Sermon for the Third Sunday of Advent, December 1, 2021        Text: Luke 3:7-18

          I was leading a class in the Lutheran Confessional Writings. We were discussing the centerpiece of our understanding of the Gospel, Article IV of the Augsburg Confession. Concerning Justification: “It is taught among us that we cannot obtain forgiveness of sin and righteousness before God through our merit, work, or satisfactions, but that we receive forgiveness of sin and become righteous before God out of grace for Christ’s sake through faith when we believe that Christ has suffered for us and that for his sake our sin is forgiven and righteousness and eternal life are given to us. For God will regard and reckon this faith as righteousness in his sight, as St. Paul says in Romans 3[:21-26] and 4[:5].”

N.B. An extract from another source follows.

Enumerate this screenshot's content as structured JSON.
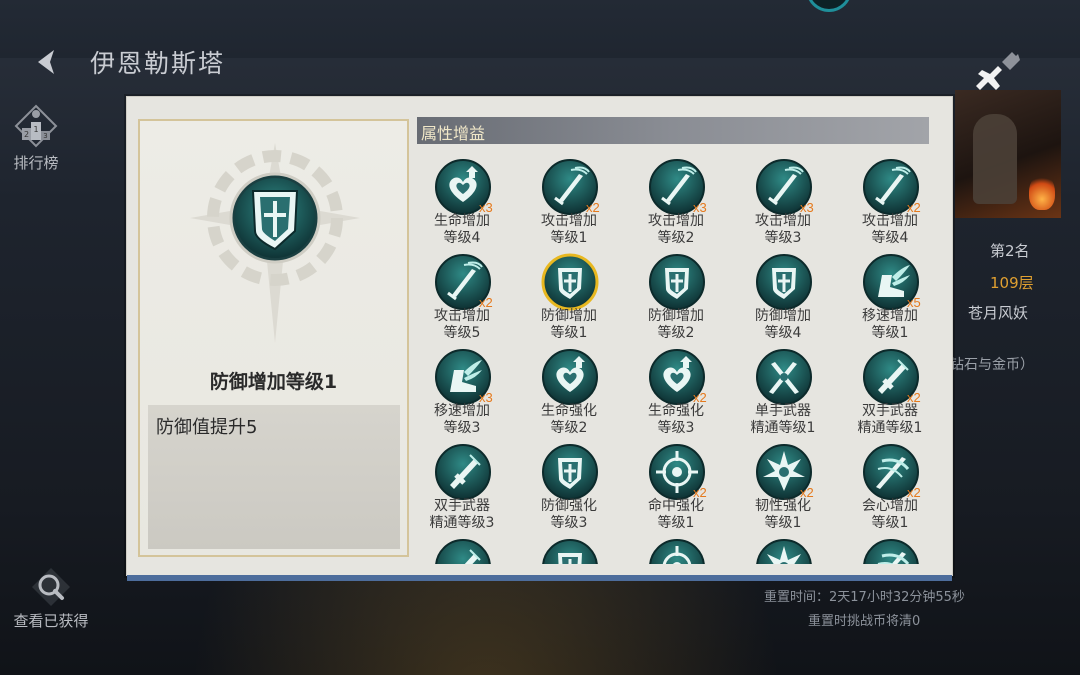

          The students caught on fast — this was very good news indeed, and it posed such a sharp contrast to the common view of salvation by good behavior. They got Luther’s point that forgiveness freely given was the only way to bring relief to the troubled conscience. They knew as well as their 16th-century forebears what it’s like to live with guilt, to feel trapped by the failures you can’t fix, the wrongs you have done and cannot undo, the help you failed to give. The burden is crushing when the shadows of the past eclipse the possibilities of the future, and still you have to put one foot in front of the other, without being able to really move forward. Too often people’s lives get defined by their shortcomings, but when you put that in perspective — after all, everyone sins and falls short of the glory of God — then you can experience it not as a dead end but a point of passage. A forgiven sinner is a different creature, always in motion from grace to grace, always imperfect yet alive with hope. The more they talked about it, the more the students felt the power of this forgiveness, especially those who had grown up under a strictly enforced code of righteous behavior — all those do’s and don’t’s that tripped them up and caused them shame. They were gob-smacked by grace and practically giddy.

        With one notable exception. An international student sat silent in the back of the room. His glasses were tinted so it was always hard to read his expression. Finally he spoke up and took exception to his classmates exuberant embrace of the idea that salvation is not about what we do. Being told you don’t have to do anything may be good news to people in your culture, he said, but in his African homeland that would be a non-starter, if you wanted to win others to the Gospel. Christianity was only one option; there were numerous Moslems and practitioners of indigenous religions seeking to make converts. The people in his community were looking for concrete guidance as to how they should live their lives, what they should do in times of trouble, how they should remedy the hurts they inflicted and endured. If your chief selling point was that you don’t have to do anything, well, they would turn to one of the other alternatives that met their need for action. What do I need to do to be a Christian; how do I become this new thing, they will ask. You answer, “Nothing” and nothing is what you will get, the student said.   

          John the Baptist hardly seems hospitable. “You brood of vipers! Who warned you to flee from the wrath to come?” are his words of welcome. But the people aren’t slithering away from him, disappearing the way a snake does when it senses danger. John is regarded as the last in the long line of Israel’s prophets, but unlike, say, Jeremiah, he does not face a hostile audience. They do not refuse to hear him; indeed, they want to hear more. And the crowds asked him, ‘What then should we do?’” Given the heated    words of his opening — the brood of vipers, the wrath to come, the ax at the root of the tree and the consuming fire — his response is strikingly undramatic. John prescribes everyday good neighborliness. As the New Testament scholar David Lose puts it, “This feels more like the stuff of Kindergarten than Apocalypse.”

          John tells the poor to share even what little they have. He charges the tax collectors, who in those days put the screws on their neighbors and skimmed their personal profit off the top, to take only what is fair. He admonishes the soldiers, who in this case would have been mercenaries who earned most of their wages by extortion and threat, to stop the violence and make do with their legitimate wages. Professor Lose concludes, “Reduced to everyday language, these are the rules of the playground: share, be fair, don’t bully.”

          The end times will turn the world upside down, but here in the in-between times, the transformation begins with acts of simple common decency. And those first fruits of repentance are within reach for everyone of us. Knowing that God has called us, that his mercy is our daily bread, the obvious question is, “What then should we do?” My student in that class long years ago was right; to answer “nothing” misses the point. We don’t have to win God’s favor; rather, our challenge is how to make good use of the grace God freely gives us. So, now that you don’t have to do anything, what will you do for the sake of the world God loves? Amen.